Los Angeles, California – For the first time ever, the Internet Corporation for Assigned Names and Numbers (ICANN) is about to change the cryptographic keys that help secure the Internet’s Domain Name System (DNS).
“It is critical that Internet Service Providers and network operators around the world make certain they are ready for this change as failure to do so can result in their users being unable to look up domain names and thus be unable to reach any site on the Internet” said David Conrad, ICANN’s Chief Technology Officer. Conrad added, “Network operators should ensure they have up-to-date software, have enabled DNSSEC, and verified that their systems can update their keys automatically or they have processes in place to manually update to the new key by 1600 UTC on 11 October 2017.”
The ICANN DNS Key Change
The changing, or “rolling” of the DNS key, is an important step in keeping the global DNS safe and secure. It is very much in line with commonly accepted operational practices that ensure that important security infrastructure can support changing password if the need were to ever arise.
“We’ve launched a testing platform so network operators can make certain that they are ready for the key roll well ahead of October 11,” said Conrad. That testing platform can be accessed at https://go.icann.org/KSKtest. Internet users should contact their ISP or network operators to make certain they are ready for the key change.

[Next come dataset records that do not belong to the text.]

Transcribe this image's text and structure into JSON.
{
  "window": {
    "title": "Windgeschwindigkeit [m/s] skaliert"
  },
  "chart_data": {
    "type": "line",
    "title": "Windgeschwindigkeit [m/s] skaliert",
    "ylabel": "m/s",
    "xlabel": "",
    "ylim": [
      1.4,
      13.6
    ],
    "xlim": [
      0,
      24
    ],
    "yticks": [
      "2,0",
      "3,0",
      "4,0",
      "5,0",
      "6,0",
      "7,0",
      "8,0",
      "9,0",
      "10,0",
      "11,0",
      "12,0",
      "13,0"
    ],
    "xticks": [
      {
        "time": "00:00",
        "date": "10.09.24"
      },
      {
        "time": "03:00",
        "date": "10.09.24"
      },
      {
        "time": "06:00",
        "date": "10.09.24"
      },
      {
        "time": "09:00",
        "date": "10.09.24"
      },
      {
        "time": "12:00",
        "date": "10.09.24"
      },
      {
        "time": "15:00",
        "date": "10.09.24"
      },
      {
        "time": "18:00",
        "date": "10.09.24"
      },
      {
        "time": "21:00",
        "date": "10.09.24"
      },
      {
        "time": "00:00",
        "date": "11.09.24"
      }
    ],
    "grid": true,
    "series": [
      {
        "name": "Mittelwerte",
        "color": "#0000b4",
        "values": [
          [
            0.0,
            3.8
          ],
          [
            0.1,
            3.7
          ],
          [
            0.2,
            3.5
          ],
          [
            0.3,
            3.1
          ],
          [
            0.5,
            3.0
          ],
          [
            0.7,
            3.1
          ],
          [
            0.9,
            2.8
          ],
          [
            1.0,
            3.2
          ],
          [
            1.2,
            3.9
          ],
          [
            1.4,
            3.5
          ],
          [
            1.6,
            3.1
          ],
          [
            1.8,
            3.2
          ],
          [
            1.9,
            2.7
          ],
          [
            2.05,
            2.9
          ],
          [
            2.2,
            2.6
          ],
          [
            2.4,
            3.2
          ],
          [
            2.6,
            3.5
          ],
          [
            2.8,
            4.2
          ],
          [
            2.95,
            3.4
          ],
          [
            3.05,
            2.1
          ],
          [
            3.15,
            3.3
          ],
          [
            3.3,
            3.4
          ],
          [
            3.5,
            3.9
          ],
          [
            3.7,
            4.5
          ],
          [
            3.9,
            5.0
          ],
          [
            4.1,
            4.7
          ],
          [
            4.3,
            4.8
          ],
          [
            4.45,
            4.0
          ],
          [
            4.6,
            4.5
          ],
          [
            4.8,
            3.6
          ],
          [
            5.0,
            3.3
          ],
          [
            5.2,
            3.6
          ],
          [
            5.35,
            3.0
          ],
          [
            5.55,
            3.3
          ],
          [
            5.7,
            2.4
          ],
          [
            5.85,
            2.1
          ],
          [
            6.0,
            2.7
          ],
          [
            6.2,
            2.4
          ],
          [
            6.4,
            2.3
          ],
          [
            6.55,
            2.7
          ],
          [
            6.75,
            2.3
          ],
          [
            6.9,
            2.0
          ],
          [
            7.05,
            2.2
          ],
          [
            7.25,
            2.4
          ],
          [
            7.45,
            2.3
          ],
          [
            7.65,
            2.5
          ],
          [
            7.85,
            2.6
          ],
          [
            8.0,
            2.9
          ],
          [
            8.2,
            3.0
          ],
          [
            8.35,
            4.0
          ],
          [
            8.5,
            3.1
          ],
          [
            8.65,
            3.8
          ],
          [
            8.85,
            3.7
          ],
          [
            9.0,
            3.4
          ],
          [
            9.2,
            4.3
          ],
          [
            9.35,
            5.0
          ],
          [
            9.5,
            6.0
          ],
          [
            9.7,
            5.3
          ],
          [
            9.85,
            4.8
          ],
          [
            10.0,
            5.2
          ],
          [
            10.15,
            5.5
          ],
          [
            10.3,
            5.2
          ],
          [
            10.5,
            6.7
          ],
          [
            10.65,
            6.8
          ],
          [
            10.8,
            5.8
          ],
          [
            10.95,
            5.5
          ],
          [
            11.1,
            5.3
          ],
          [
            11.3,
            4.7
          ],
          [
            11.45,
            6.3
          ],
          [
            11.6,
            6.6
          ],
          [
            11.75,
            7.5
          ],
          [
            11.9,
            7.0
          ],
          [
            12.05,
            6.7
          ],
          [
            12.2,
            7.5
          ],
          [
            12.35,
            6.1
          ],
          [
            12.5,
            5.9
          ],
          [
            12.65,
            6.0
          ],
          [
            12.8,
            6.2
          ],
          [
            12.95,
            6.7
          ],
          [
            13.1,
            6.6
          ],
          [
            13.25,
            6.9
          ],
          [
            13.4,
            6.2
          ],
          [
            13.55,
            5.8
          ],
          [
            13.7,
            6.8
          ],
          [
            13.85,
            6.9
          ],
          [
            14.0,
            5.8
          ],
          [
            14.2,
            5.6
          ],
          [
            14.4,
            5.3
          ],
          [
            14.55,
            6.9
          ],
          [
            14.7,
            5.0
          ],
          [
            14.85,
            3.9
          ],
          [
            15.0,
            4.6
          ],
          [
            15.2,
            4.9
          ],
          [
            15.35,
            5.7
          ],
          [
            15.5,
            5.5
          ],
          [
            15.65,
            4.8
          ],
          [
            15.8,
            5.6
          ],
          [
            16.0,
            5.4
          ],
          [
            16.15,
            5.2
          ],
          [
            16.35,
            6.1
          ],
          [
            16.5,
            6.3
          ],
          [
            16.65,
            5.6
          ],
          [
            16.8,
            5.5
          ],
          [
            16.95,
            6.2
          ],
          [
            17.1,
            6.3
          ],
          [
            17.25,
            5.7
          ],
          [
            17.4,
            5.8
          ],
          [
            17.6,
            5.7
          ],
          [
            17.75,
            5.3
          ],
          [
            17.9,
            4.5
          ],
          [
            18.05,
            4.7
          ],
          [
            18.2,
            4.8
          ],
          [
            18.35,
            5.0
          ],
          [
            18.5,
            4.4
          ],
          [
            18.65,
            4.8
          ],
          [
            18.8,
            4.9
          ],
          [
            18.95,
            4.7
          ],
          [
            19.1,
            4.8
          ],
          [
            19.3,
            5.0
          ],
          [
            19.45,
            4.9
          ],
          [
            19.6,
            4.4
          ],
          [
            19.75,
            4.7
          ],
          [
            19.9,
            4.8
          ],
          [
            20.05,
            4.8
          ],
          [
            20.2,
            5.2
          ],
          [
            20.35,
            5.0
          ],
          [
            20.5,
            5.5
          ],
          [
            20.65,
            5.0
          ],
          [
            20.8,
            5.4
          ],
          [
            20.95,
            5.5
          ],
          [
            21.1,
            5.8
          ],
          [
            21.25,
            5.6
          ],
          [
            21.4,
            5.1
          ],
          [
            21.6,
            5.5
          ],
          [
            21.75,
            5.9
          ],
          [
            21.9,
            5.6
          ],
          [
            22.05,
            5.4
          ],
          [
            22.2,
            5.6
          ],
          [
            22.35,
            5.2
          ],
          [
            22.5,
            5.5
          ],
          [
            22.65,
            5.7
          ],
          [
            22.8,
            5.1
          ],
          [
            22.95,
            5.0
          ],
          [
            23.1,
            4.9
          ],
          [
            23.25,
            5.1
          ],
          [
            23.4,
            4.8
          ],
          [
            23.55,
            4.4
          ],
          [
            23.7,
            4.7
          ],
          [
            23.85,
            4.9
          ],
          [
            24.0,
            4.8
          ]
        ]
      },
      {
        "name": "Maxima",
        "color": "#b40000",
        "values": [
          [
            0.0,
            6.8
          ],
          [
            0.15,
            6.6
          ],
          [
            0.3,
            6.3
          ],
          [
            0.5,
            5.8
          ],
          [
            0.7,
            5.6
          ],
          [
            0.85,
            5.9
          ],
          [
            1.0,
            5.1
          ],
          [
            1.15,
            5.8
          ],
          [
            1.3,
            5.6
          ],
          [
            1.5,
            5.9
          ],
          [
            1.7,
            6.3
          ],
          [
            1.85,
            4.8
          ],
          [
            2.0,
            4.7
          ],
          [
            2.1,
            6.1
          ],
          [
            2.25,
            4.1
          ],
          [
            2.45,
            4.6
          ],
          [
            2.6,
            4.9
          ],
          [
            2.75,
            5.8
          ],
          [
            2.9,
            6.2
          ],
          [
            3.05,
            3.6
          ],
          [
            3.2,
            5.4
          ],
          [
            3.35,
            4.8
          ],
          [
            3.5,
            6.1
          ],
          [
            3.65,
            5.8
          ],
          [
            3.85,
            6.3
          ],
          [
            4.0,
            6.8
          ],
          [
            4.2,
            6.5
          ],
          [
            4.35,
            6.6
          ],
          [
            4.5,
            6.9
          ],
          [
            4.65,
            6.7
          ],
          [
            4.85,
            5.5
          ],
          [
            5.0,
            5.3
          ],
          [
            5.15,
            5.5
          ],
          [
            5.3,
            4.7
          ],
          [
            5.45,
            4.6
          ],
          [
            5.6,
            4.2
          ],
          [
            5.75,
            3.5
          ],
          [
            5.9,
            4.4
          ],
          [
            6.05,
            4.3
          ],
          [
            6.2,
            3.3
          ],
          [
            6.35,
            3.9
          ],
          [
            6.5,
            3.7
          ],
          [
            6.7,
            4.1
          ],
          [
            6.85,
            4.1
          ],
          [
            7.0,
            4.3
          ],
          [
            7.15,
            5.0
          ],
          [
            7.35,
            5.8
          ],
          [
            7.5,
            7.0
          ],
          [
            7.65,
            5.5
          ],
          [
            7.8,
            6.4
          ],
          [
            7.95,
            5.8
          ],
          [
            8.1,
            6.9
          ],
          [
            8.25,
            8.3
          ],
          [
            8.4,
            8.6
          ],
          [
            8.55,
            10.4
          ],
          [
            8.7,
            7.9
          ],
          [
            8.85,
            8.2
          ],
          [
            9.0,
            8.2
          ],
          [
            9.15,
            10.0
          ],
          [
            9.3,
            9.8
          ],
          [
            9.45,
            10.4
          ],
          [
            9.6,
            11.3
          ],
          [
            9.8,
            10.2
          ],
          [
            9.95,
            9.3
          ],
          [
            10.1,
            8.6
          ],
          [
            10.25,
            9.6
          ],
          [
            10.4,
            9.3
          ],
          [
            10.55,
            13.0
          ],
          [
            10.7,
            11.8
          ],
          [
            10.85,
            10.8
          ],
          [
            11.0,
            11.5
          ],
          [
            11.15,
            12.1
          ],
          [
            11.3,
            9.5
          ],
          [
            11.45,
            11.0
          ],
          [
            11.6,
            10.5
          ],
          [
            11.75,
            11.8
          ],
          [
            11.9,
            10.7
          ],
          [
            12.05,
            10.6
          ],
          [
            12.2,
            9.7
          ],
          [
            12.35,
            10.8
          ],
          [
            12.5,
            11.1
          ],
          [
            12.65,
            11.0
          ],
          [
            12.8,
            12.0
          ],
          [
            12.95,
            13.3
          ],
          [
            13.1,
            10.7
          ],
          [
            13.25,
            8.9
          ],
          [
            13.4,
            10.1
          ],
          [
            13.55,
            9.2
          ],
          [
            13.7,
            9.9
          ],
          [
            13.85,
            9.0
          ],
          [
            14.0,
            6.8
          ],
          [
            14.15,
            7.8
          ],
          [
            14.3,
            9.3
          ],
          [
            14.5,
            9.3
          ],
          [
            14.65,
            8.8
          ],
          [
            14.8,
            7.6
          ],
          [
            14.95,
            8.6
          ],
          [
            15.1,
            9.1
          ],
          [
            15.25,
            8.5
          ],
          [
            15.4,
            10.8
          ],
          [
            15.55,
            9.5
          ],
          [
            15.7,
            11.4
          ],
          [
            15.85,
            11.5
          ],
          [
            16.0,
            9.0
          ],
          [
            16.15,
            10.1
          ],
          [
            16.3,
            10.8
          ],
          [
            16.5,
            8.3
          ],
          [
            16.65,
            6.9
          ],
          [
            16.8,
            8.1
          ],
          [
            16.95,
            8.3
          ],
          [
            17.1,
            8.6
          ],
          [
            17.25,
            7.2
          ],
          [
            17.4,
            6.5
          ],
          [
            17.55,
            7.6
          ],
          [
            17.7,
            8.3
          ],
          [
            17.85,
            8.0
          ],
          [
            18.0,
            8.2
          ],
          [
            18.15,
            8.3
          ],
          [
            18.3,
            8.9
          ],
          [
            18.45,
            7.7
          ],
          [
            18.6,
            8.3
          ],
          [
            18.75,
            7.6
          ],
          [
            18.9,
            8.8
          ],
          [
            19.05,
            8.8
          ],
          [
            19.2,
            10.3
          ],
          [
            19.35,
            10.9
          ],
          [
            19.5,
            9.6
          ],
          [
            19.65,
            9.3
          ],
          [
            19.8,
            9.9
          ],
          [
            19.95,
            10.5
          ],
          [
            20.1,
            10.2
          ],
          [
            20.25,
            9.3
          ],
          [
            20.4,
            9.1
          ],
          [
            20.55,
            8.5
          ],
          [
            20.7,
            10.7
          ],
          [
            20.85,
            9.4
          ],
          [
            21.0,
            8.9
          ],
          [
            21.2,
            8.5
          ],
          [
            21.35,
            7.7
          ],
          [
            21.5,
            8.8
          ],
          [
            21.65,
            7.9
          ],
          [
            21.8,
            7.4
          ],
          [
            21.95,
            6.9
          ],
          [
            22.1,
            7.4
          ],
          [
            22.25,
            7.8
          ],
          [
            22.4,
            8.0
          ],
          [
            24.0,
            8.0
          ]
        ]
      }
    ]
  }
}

ICANN has been working with technical partners such as the Regional Internet Registries, Network Operations Groups, and domain name registries and registrars as well as others in the Internet ecosystem, such as the Internet Society and Internet trade associations, to make certain that those around the world who may be impacted by the key roll are aware of the pending change.
ICANN Chief Executive Officer Göran Marby has sent correspondence to more than 170 government officials including regulators and participants in ICANN’s Government Advisory Committee, asking that they make certain the network operators in their respective countries are aware and ready for the DNS key change.